247 milliards de mails ont été envoyés dans le monde en 2009 et le double serait prévu à l’horizon 2013. Prenons l’exemple d’une entreprise de 100 personnes : chaque employé reçoit en moyenne 59 mails par jour et en envoie 33 ce qui équivaut à 13,6 tonnes équivalent CO2 ! En outre, chaque destinataire de plus augmente le bilan de 6 grammes d’équivalent CO2. De même, décupler le nombre de destinataires multiplie par 4 l’impact sur le changement climatique. Attention également au stockage des mails dans un serveur : plus le courrier électronique est conservé longtemps sur un serveur, plus il a un impact négatif sur le changement climatique.
- Il suffirait de réduire de 10 % les envois de mails pour deux destinataires pour économiser une tonne équivalent CO2 sur an, soit un aller-retour Paris/New-York.
- De même, diminuer de 10 % l’impression des e-mails permettrait d’économiser 5 tonnes équivalent CO2 sur une année.

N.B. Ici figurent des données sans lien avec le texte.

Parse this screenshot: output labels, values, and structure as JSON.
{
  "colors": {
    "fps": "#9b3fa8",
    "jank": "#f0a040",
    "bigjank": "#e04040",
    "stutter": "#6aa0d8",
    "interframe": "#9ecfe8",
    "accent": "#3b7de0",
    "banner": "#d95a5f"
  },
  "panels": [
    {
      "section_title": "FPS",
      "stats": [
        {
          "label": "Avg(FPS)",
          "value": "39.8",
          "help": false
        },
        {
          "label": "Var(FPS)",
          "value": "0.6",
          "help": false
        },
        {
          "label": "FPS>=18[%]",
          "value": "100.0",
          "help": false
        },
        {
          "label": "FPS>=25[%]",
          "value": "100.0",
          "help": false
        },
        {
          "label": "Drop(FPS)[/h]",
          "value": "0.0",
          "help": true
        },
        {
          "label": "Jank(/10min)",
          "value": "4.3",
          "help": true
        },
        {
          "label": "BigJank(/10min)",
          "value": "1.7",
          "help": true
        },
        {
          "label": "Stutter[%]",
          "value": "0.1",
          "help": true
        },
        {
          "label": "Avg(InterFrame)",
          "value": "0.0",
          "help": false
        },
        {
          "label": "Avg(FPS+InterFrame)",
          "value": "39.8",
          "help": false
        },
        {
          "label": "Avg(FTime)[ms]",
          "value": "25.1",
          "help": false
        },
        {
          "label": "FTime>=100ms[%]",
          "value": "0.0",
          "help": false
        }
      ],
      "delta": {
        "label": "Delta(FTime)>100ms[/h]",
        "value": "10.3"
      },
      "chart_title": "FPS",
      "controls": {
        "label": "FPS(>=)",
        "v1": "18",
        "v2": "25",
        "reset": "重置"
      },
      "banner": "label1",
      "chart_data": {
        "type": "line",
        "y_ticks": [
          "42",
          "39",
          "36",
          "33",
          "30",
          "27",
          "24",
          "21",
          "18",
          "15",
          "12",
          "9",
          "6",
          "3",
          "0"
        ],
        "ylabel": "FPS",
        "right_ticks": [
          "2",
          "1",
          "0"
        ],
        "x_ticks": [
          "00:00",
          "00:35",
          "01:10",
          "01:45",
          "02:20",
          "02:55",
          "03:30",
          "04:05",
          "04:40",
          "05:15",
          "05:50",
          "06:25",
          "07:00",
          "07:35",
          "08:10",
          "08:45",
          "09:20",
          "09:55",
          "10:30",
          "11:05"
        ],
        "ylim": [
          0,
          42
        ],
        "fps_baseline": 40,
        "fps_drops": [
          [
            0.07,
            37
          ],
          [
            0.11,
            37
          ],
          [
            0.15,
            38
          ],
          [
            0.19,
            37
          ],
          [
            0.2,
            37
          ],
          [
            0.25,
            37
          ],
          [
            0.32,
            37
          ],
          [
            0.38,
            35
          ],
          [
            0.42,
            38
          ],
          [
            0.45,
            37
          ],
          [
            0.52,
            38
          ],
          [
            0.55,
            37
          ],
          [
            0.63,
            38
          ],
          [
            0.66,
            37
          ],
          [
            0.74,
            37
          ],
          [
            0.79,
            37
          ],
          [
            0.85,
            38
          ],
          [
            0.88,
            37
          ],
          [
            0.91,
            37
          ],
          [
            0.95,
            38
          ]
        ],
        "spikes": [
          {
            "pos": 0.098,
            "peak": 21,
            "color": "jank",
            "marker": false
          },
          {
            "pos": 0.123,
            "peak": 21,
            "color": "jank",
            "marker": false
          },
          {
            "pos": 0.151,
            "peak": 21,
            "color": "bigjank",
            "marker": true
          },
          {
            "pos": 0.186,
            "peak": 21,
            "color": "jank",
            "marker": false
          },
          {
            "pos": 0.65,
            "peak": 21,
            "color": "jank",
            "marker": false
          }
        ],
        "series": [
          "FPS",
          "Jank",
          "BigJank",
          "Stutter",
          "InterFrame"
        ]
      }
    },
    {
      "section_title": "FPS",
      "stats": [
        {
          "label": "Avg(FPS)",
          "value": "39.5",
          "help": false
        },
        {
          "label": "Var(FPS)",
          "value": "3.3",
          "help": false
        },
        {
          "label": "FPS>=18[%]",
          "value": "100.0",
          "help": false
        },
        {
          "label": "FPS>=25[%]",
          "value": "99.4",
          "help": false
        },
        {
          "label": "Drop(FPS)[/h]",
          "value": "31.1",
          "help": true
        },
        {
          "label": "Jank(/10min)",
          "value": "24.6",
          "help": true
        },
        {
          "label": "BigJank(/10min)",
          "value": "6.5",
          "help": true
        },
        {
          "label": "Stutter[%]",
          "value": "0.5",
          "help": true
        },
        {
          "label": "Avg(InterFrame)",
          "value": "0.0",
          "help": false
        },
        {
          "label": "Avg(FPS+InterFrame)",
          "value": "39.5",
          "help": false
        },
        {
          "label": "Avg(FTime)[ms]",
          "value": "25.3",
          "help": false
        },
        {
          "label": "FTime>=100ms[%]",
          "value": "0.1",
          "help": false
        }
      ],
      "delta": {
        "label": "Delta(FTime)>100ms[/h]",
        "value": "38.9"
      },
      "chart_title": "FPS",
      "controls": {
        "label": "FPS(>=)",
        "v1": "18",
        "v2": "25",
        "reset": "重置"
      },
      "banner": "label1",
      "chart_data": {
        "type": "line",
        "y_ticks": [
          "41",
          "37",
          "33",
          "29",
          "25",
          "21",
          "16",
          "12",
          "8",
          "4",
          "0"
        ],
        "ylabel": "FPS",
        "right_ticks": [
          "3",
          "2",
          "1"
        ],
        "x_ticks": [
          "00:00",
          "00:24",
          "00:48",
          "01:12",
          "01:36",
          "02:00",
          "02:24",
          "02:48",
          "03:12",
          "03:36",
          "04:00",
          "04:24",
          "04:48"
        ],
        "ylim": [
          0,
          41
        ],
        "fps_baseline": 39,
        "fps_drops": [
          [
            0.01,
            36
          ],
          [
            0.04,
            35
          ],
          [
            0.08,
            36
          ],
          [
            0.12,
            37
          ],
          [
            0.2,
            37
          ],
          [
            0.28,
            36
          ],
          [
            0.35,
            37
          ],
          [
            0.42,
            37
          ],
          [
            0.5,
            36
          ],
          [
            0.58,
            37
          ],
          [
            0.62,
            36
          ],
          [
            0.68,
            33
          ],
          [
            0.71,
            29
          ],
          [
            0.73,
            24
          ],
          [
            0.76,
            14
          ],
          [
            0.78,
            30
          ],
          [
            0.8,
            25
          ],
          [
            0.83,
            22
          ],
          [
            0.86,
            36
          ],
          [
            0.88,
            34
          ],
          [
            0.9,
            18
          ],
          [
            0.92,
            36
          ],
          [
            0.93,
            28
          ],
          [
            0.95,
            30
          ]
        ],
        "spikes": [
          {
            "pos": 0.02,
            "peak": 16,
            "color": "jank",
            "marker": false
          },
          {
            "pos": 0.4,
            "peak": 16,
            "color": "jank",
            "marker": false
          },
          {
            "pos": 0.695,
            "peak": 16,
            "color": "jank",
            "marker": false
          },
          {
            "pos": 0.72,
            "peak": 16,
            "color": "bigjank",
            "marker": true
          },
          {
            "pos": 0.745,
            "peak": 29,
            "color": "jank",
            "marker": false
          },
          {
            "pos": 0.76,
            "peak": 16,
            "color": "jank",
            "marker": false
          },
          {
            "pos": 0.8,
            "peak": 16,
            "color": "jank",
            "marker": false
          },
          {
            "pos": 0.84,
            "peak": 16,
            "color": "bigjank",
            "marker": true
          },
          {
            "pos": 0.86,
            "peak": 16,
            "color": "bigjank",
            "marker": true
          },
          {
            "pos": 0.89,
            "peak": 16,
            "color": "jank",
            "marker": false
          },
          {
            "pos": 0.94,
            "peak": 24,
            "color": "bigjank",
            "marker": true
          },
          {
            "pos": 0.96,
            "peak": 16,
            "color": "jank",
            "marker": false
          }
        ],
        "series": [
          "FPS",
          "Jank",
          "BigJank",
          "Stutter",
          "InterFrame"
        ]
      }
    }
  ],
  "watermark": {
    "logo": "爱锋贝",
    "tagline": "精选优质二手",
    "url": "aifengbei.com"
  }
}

Mais naviguer sur l’internet se révèle polluant pour l’environnement dans la mesure où les serveurs consomment de l’électricité et dégagent de la chaleur. Sachant qu’un Français effectue environ 2,6 recherches par jour soit presque 1 000 recherches par an, cela équivaut à 9,9 Kg CO2. Imaginez le tout multiplié par 29 millions d’internautes français !
Conseils :
- Précisez vos mots-clés pour mieux cibler les recherches.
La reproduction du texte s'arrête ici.